Gezielte Maßnahmen ergreifen

Auf diese Normalisierung einfach nur zu warten ist keine attraktive Option. Stattdessen können Manager gezielte Maßnahmen ergreifen, um die Widerstandsfähigkeit zu erhöhen und sich auf zusätzliche Störungen vorzubereiten, falls diese auftreten sollten. Und solche Ereignisse wird es höchstwahrscheinlich geben – frühere Untersuchungen sagen Unterbrechungen von einem oder mehr Monaten in Abständen von durchschnittlich 3,7 Jahren voraus.
Führungskräfte in der Lieferkette können sich zum einen auf diese Unterbrechungen vorbereiten.

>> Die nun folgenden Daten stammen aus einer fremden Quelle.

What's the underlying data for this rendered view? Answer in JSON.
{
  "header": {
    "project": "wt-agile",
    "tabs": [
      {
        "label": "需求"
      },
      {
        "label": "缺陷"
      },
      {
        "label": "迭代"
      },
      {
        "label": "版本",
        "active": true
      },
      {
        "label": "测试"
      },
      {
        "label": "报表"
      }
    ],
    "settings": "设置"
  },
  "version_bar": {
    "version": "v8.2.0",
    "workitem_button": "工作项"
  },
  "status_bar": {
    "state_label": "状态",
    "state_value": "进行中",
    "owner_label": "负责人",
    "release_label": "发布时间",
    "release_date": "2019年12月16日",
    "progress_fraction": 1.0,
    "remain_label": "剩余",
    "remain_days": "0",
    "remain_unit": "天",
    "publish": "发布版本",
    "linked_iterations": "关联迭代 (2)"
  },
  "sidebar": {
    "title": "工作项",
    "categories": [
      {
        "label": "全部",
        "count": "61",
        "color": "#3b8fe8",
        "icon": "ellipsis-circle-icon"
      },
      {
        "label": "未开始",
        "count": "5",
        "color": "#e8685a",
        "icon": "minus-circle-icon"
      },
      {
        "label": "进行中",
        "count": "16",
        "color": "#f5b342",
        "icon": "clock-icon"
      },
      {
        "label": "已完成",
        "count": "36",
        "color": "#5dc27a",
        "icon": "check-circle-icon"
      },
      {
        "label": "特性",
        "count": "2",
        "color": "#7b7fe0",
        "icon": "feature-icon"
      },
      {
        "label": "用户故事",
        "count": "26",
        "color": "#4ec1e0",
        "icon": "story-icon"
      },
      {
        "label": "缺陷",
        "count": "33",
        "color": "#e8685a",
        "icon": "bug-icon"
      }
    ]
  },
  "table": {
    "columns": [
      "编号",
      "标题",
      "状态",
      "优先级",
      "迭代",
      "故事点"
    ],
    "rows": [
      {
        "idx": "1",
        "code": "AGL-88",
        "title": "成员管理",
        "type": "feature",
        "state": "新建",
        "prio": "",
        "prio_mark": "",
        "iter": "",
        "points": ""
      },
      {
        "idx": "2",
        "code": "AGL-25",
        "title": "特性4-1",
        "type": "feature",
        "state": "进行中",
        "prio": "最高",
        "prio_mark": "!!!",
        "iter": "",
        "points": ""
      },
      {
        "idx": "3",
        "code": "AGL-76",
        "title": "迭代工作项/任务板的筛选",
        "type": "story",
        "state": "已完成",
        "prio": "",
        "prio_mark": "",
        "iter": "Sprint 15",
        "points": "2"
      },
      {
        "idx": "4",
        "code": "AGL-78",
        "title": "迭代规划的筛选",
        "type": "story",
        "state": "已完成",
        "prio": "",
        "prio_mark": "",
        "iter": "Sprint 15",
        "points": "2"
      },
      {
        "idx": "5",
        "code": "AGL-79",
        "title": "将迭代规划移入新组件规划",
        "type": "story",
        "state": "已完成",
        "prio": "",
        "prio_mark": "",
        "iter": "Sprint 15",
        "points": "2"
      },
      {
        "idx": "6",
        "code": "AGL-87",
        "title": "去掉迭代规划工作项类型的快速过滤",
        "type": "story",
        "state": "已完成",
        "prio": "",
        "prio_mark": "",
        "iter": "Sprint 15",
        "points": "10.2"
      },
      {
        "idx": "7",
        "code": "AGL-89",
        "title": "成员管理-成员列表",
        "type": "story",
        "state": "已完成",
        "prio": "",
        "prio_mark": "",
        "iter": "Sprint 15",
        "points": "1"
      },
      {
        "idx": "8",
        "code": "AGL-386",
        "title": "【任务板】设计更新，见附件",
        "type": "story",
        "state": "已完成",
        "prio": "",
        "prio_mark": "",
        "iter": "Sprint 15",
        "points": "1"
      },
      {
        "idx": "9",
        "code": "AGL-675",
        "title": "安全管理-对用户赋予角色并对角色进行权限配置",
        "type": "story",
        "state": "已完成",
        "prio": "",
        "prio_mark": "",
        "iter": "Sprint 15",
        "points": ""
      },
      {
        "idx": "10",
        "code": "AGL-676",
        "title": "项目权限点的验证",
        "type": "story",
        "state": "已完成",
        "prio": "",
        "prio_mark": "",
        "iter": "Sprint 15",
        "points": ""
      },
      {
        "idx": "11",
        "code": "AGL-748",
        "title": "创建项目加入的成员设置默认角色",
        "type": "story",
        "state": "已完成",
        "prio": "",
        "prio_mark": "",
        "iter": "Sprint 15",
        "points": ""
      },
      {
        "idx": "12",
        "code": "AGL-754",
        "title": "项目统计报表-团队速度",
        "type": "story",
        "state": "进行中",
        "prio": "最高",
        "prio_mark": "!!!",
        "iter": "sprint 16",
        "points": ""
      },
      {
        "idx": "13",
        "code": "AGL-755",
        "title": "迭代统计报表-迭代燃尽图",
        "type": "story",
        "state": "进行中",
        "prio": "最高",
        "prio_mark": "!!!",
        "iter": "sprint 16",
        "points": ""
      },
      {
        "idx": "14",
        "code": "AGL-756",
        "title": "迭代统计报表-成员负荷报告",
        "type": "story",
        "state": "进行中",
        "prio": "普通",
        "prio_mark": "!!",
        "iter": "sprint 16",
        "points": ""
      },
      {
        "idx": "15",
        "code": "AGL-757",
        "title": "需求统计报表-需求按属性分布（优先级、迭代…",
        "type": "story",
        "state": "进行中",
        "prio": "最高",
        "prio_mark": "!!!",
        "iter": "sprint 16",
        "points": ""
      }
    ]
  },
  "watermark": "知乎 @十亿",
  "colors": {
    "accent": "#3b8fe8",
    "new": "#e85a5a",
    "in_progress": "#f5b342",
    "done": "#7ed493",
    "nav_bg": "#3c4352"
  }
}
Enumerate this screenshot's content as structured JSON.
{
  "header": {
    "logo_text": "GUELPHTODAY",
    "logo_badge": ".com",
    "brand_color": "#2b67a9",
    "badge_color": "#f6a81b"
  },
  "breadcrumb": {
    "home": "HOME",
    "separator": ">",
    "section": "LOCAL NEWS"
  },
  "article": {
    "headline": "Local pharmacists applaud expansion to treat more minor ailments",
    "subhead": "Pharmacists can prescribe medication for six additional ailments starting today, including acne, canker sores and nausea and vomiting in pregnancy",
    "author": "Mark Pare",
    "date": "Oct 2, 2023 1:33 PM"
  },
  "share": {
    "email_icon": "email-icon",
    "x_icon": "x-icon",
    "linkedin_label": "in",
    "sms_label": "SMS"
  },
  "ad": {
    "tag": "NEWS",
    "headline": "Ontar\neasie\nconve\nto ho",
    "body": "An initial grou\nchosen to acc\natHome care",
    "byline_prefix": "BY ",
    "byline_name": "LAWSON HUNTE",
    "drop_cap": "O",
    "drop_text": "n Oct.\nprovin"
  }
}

Sie sollten sich einen Wissensvorsprung verschaffen. Der detaillierte Überblick über ihr Unternehmen, ihre Mitbewerber und andere Elemente der Wertschöpfungskette sowie den breiteren globalen Kontext gibt ihnen Vorteile im Wettbewerb.

Zum anderen ist es wichtig für Führungskräfte, ihre Verbindungen innerhalb des Lieferantennetzwerks im Detail zu verstehen. Untersuchungen des McKinsey Global Institute zeigen, dass nur zwei Prozent der Unternehmen einen Überblick über ihre Verbindungen unterhalb von Tier 2 haben.

Betrachtung der eigenen Lieferkette reicht nicht

Und für Führungskräfte wird es immer wichtiger, die Welt auf Erschütterungen hin zu beobachten, die auf Herausforderungen für ihren Betrieb hindeuten könnten. Es wird nicht mehr ausreichen, nur die eigene Wertschöpfungskette zu betrachten. Ausgehend von diesem tiefgreifenden Verständnis können Unternehmen eine ganze Reihe strategischer Maßnahmen ergreifen, um künftige Risiken zu mindern. Die Festlegung von Möglichkeiten zur Verlagerung von Lieferketten, Produktionsstandorten oder Absatzmärkten kann ebenso Alternativen bieten, wenn es zu Störungen kommt, wie die Erforschung neuer Technologien, von Partnerschaften und alternativen Materialien.

Ein abschließender Gedanke: Beim Lieferkettenmanagement und dem Streben nach Widerstandsfähigkeit ist Selbstgefälligkeit fehl am Platze. Zudem ist es nach wie vor wichtig, dass die Führungskräfte, die die Lieferkette verantworten, ein offenes Ohr in der Geschäftsführung haben – und auch Teil eben dieser sind.